TV: O que lhes chama a atenção na arte brasileira?
LC: O conceitualismo dominou a arte nos últimos anos, como uma ditadura. Porém o brasileiro conseguiu fazer uma arte com aspectos conceituais potentes, mas também tão bonita. Isso me chamou a atenção na arte brasileira, é lindíssima, tem muito sabor, como tanta coisa que fazem os brasileiros.
TV: Como a história recente de Cuba influencia a arte de Los Carpinteros?
LC: Nossa arte tem um ponto de partida em Cuba, porém vivemos muitos anos fora, viajando. Não somos artistas naif encontrados em uma ilha do Caribe e tirados de lá. Porém, nosso trabalho tem sempre uma fonte. Cuba viveu, nos últimos 60 anos, um sistema que muitos países pensam ser a solução para o futuro. E temos resposta para isso pelo que vivemos. Conhecemos muito bem ambas sociedades, podemos dizer os prós e os contras. E portanto viver e pensar em Cuba é uma fonte de inspiração constante. Temos aqui uma obra recente que é La Conga Irreversible. Essa peça pensamos fora de Cuba. É uma conga de carnaval com uma escola que dança para trás e canta ao contrário, a música também foi composta ao contrário, então você tem uma sonoridade particular toda projetada a partir de um padrão conceitual que se altera, evidentemente inspirada na situação cubana. Dançou-se quatro vezes, e tivemos um grande público, foi um momento muito emocionante, como um statement político, só que entrevelado pelo folclore.
TV: O que vocês querem que o público extraia dessa exposição?
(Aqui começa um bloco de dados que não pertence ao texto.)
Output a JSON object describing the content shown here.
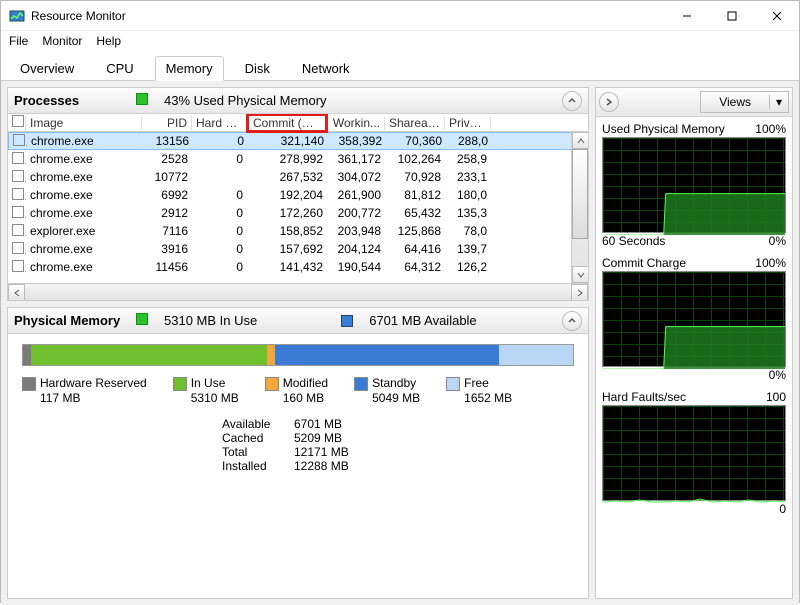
{
  "window": {
    "title": "Resource Monitor"
  },
  "menu": {
    "file": "File",
    "monitor": "Monitor",
    "help": "Help"
  },
  "tabs": {
    "overview": "Overview",
    "cpu": "CPU",
    "memory": "Memory",
    "disk": "Disk",
    "network": "Network"
  },
  "processes": {
    "title": "Processes",
    "summary": "43% Used Physical Memory",
    "columns": {
      "image": "Image",
      "pid": "PID",
      "hard": "Hard Fa...",
      "commit": "Commit (KB)",
      "working": "Workin...",
      "share": "Shareab...",
      "priv": "Privat..."
    },
    "rows": [
      {
        "image": "chrome.exe",
        "pid": "13156",
        "hf": "0",
        "commit": "321,140",
        "work": "358,392",
        "share": "70,360",
        "priv": "288,0"
      },
      {
        "image": "chrome.exe",
        "pid": "2528",
        "hf": "0",
        "commit": "278,992",
        "work": "361,172",
        "share": "102,264",
        "priv": "258,9"
      },
      {
        "image": "chrome.exe",
        "pid": "10772",
        "hf": "",
        "commit": "267,532",
        "work": "304,072",
        "share": "70,928",
        "priv": "233,1"
      },
      {
        "image": "chrome.exe",
        "pid": "6992",
        "hf": "0",
        "commit": "192,204",
        "work": "261,900",
        "share": "81,812",
        "priv": "180,0"
      },
      {
        "image": "chrome.exe",
        "pid": "2912",
        "hf": "0",
        "commit": "172,260",
        "work": "200,772",
        "share": "65,432",
        "priv": "135,3"
      },
      {
        "image": "explorer.exe",
        "pid": "7116",
        "hf": "0",
        "commit": "158,852",
        "work": "203,948",
        "share": "125,868",
        "priv": "78,0"
      },
      {
        "image": "chrome.exe",
        "pid": "3916",
        "hf": "0",
        "commit": "157,692",
        "work": "204,124",
        "share": "64,416",
        "priv": "139,7"
      },
      {
        "image": "chrome.exe",
        "pid": "11456",
        "hf": "0",
        "commit": "141,432",
        "work": "190,544",
        "share": "64,312",
        "priv": "126,2"
      }
    ]
  },
  "physical": {
    "title": "Physical Memory",
    "inuse": "5310 MB In Use",
    "avail": "6701 MB Available",
    "legend": {
      "reserved": {
        "name": "Hardware Reserved",
        "val": "117 MB"
      },
      "inuse": {
        "name": "In Use",
        "val": "5310 MB"
      },
      "modified": {
        "name": "Modified",
        "val": "160 MB"
      },
      "standby": {
        "name": "Standby",
        "val": "5049 MB"
      },
      "free": {
        "name": "Free",
        "val": "1652 MB"
      }
    },
    "stats": {
      "available": {
        "k": "Available",
        "v": "6701 MB"
      },
      "cached": {
        "k": "Cached",
        "v": "5209 MB"
      },
      "total": {
        "k": "Total",
        "v": "12171 MB"
      },
      "installed": {
        "k": "Installed",
        "v": "12288 MB"
      }
    }
  },
  "right": {
    "views": "Views",
    "charts": {
      "usedmem": {
        "title": "Used Physical Memory",
        "max": "100%",
        "min": "0%",
        "footer": "60 Seconds"
      },
      "commit": {
        "title": "Commit Charge",
        "max": "100%",
        "min": "0%"
      },
      "faults": {
        "title": "Hard Faults/sec",
        "max": "100",
        "min": "0"
      }
    }
  },
  "chart_data": [
    {
      "type": "area",
      "title": "Used Physical Memory",
      "ylim": [
        0,
        100
      ],
      "ylabel": "%",
      "x": "60 Seconds",
      "values": [
        0,
        0,
        0,
        0,
        0,
        0,
        0,
        0,
        0,
        0,
        43,
        43,
        43,
        43,
        43,
        43,
        43,
        43,
        43,
        43,
        43,
        43,
        43,
        43,
        43,
        43,
        43,
        43,
        43,
        43
      ]
    },
    {
      "type": "area",
      "title": "Commit Charge",
      "ylim": [
        0,
        100
      ],
      "ylabel": "%",
      "x": "60 Seconds",
      "values": [
        0,
        0,
        0,
        0,
        0,
        0,
        0,
        0,
        0,
        0,
        44,
        44,
        44,
        44,
        44,
        44,
        44,
        44,
        44,
        44,
        44,
        44,
        44,
        44,
        44,
        44,
        44,
        44,
        44,
        44
      ]
    },
    {
      "type": "line",
      "title": "Hard Faults/sec",
      "ylim": [
        0,
        100
      ],
      "ylabel": "",
      "x": "60 Seconds",
      "values": [
        0,
        1,
        0,
        2,
        0,
        0,
        1,
        0,
        3,
        0,
        1,
        0,
        0,
        2,
        0,
        1,
        0,
        0,
        1,
        0,
        2,
        0,
        0,
        1,
        0,
        0,
        1,
        0,
        2,
        0
      ]
    }
  ]
}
LC: Nos encantaria que o público tenha ideia do que foi nossa vida através destes objetos. Viver em um país socialista te traz uma reflexão acerca da vida material muito diferente à de um brasileiro. Esperamos que isso faça o público refletir sobre os objetos que o rodeiam, este mundo artificial que os rodeia. Objetos não são somente para comprar, têm valor cultural.